The storyline starts to unfold when it’s obvious that the perfect couple is preparing for a perfect dinner party. There, not so close friends (neighbours?) arrive for dinner. Photos are taken. Laughs and (overcooked!) lamb is served, but the saving grace is the wine-cooler filled with Cabernet-Sauvignon.
Almost evening now with summer sun still lingering around the horizon, the host leaves to get dessert while the hostess entertains the guest couple with small chitter chatter. The following sequence with barbecue accident and the reactions of the hostess and the guests are a joy to hold. They are not shocking. Yes, they are disturbing, but not shocking. The husband gathers himself and limps around to prepare coffee, with a bandage and even refuses help when the hostess offers to help out of embarrassment by his obvious worsening, by the minute, of basic motor skills. All along you sit and cringe at the reactions of the three spectators, who fuss about a damaged camera, ignore the physical pain and emotional deterioration at display and exchange sly smiles at how unsuccessful the evening turned out to.
One cannot help but feel pity for the hosting couple. They both are at loss. Physical and emotional.
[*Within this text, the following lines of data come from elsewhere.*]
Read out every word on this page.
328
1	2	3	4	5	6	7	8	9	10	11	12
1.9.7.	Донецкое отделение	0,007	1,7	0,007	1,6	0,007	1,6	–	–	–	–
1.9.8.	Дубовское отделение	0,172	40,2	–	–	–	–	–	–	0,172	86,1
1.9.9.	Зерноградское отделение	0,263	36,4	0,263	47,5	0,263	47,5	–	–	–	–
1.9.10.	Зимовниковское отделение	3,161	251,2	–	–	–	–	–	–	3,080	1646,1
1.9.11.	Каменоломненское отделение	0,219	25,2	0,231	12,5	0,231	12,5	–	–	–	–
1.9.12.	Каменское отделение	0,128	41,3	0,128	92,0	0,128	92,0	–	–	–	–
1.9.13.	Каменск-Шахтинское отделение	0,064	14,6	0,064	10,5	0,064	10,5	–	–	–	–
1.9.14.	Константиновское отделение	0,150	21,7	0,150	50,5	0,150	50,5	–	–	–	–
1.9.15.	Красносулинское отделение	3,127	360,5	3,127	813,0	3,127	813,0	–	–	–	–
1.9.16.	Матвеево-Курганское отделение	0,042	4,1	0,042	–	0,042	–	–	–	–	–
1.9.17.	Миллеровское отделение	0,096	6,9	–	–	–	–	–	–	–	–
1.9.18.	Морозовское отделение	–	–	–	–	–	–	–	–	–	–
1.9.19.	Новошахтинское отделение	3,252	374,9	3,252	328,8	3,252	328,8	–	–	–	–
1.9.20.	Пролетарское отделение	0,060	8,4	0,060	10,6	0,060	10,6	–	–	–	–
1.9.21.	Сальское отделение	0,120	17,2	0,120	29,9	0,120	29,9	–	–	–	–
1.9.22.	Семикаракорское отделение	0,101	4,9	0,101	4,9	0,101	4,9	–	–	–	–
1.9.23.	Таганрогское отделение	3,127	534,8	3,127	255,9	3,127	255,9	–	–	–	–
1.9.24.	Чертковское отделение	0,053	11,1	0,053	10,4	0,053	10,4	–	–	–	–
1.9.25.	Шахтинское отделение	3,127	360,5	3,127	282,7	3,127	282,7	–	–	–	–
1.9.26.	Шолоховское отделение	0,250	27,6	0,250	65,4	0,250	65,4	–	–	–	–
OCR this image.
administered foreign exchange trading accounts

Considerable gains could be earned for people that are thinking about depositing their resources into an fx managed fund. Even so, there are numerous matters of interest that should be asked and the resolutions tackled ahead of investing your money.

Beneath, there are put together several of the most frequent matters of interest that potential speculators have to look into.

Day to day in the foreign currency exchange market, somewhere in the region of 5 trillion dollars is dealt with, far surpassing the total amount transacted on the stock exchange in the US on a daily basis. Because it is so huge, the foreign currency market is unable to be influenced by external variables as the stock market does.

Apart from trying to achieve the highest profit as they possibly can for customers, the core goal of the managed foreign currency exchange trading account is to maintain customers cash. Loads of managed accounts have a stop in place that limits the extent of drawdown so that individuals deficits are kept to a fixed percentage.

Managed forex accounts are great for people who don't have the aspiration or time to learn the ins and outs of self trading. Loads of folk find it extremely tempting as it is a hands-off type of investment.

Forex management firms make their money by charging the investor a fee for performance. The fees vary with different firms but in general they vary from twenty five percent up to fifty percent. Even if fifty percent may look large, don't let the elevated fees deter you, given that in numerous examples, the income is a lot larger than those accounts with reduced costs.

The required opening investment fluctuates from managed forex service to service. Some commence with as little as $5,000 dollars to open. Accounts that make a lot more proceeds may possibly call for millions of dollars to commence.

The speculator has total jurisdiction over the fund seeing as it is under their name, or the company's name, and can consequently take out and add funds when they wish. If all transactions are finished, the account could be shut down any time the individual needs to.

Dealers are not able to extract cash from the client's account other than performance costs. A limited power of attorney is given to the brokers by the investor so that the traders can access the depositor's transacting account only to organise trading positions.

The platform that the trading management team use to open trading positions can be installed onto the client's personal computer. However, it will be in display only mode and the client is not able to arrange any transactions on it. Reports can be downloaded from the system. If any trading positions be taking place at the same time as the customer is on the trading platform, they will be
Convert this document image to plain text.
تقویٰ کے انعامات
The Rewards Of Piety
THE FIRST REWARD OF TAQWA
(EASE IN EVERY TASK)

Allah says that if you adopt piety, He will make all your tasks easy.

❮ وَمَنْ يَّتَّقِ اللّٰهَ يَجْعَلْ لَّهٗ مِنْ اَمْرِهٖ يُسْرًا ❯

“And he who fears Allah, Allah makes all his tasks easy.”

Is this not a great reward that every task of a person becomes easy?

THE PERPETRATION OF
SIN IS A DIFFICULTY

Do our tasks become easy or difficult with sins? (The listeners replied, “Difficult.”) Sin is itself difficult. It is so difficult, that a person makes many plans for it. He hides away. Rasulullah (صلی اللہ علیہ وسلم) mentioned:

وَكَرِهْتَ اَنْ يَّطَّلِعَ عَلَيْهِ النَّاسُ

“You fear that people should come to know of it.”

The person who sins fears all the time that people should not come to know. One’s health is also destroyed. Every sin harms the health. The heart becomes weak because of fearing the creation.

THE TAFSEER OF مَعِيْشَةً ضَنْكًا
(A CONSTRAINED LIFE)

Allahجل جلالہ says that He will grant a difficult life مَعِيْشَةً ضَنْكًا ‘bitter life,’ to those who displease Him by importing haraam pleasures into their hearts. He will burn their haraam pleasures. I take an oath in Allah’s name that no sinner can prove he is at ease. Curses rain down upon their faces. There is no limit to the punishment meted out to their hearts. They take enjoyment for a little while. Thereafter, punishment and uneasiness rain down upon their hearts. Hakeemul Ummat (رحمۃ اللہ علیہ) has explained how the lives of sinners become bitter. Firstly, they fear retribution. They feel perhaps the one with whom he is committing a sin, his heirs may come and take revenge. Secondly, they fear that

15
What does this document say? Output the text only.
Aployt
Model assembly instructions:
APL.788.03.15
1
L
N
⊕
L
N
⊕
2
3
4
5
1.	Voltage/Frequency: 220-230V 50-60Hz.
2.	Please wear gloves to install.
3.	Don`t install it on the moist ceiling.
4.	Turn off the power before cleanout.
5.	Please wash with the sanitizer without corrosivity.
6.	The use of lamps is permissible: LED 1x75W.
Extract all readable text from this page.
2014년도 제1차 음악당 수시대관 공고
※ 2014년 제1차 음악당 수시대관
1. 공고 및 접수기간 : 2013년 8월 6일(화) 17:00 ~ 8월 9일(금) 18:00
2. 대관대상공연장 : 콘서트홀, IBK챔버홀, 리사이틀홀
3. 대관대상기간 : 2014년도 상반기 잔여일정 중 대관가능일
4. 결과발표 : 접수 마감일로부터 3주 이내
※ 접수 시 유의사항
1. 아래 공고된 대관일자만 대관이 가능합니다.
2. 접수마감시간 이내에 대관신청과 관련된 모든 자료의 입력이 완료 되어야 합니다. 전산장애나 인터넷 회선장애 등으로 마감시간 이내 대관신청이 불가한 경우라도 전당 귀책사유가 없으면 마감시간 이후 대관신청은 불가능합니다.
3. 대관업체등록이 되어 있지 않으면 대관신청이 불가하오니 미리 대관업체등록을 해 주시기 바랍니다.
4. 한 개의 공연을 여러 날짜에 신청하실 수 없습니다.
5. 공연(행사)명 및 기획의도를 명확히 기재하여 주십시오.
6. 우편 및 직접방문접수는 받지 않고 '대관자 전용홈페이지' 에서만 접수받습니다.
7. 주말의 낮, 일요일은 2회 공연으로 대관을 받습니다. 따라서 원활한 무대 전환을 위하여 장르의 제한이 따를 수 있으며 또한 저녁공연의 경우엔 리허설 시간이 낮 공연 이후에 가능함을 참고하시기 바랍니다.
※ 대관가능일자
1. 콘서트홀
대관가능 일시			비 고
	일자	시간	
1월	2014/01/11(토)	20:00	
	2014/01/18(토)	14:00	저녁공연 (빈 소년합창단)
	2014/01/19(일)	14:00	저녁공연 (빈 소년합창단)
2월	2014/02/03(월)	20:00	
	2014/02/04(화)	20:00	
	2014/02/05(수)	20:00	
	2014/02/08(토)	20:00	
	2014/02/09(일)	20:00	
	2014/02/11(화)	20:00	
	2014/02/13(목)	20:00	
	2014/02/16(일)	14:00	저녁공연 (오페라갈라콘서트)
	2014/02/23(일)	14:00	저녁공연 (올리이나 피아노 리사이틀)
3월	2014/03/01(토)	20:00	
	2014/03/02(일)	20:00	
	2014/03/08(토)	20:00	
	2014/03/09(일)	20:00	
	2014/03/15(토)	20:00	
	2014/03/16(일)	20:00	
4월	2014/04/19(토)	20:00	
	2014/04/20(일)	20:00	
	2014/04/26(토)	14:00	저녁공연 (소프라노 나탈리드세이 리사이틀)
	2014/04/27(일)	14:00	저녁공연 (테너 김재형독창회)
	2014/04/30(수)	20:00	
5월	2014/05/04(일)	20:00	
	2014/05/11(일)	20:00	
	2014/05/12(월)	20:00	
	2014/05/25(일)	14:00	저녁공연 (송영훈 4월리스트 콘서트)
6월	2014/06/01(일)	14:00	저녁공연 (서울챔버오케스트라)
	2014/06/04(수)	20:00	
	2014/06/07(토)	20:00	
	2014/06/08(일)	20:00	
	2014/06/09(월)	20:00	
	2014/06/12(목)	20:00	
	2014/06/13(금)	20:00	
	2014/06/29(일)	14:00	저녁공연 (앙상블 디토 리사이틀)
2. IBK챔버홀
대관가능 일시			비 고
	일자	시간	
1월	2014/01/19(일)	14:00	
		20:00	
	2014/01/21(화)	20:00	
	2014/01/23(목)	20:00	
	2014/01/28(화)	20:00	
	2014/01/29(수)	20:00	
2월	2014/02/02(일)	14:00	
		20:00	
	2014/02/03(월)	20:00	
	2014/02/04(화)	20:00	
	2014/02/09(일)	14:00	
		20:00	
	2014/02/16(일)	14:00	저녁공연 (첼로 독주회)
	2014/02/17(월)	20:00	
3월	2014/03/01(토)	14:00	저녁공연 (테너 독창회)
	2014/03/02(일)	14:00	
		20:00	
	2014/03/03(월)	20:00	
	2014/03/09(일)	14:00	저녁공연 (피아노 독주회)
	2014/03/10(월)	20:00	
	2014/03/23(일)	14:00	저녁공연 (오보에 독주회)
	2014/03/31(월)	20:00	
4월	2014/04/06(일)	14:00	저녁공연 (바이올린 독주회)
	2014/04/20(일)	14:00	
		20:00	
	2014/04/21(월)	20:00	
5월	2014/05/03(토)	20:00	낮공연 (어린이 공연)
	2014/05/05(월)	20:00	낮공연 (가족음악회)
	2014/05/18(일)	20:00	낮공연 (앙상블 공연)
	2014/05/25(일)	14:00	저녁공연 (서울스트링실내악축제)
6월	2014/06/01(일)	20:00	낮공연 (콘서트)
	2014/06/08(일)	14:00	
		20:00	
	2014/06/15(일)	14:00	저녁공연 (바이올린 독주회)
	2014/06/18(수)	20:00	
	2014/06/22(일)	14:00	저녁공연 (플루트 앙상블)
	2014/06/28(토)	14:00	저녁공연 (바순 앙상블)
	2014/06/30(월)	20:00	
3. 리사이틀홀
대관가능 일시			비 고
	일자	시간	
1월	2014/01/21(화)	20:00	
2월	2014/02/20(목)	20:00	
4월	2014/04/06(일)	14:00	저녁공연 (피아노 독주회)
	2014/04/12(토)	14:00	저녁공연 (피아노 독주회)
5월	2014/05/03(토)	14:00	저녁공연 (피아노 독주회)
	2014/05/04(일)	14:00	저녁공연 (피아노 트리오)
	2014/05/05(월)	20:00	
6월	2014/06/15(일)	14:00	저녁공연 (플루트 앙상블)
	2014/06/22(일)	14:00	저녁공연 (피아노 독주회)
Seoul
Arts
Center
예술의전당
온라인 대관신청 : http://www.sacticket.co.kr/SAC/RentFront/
But by the last 3 minutes you have left no sympathy for any of the four principal characters. This is exactly how a huge portion of modern Swedish, and some other developed Western countries as well, society reacts when confronted with other’s anguish and torment. They simply walk away and pretend not to have looked. I’ve already discussed this point in detail in my earlier review of SEAT 26D. But this film does such a superb job by putting the mirror directly in front of the people and showing what we all do. The table is set. The elaborate dinner is served. Exquisite wine is flowing. But where is the human connection that we all seek?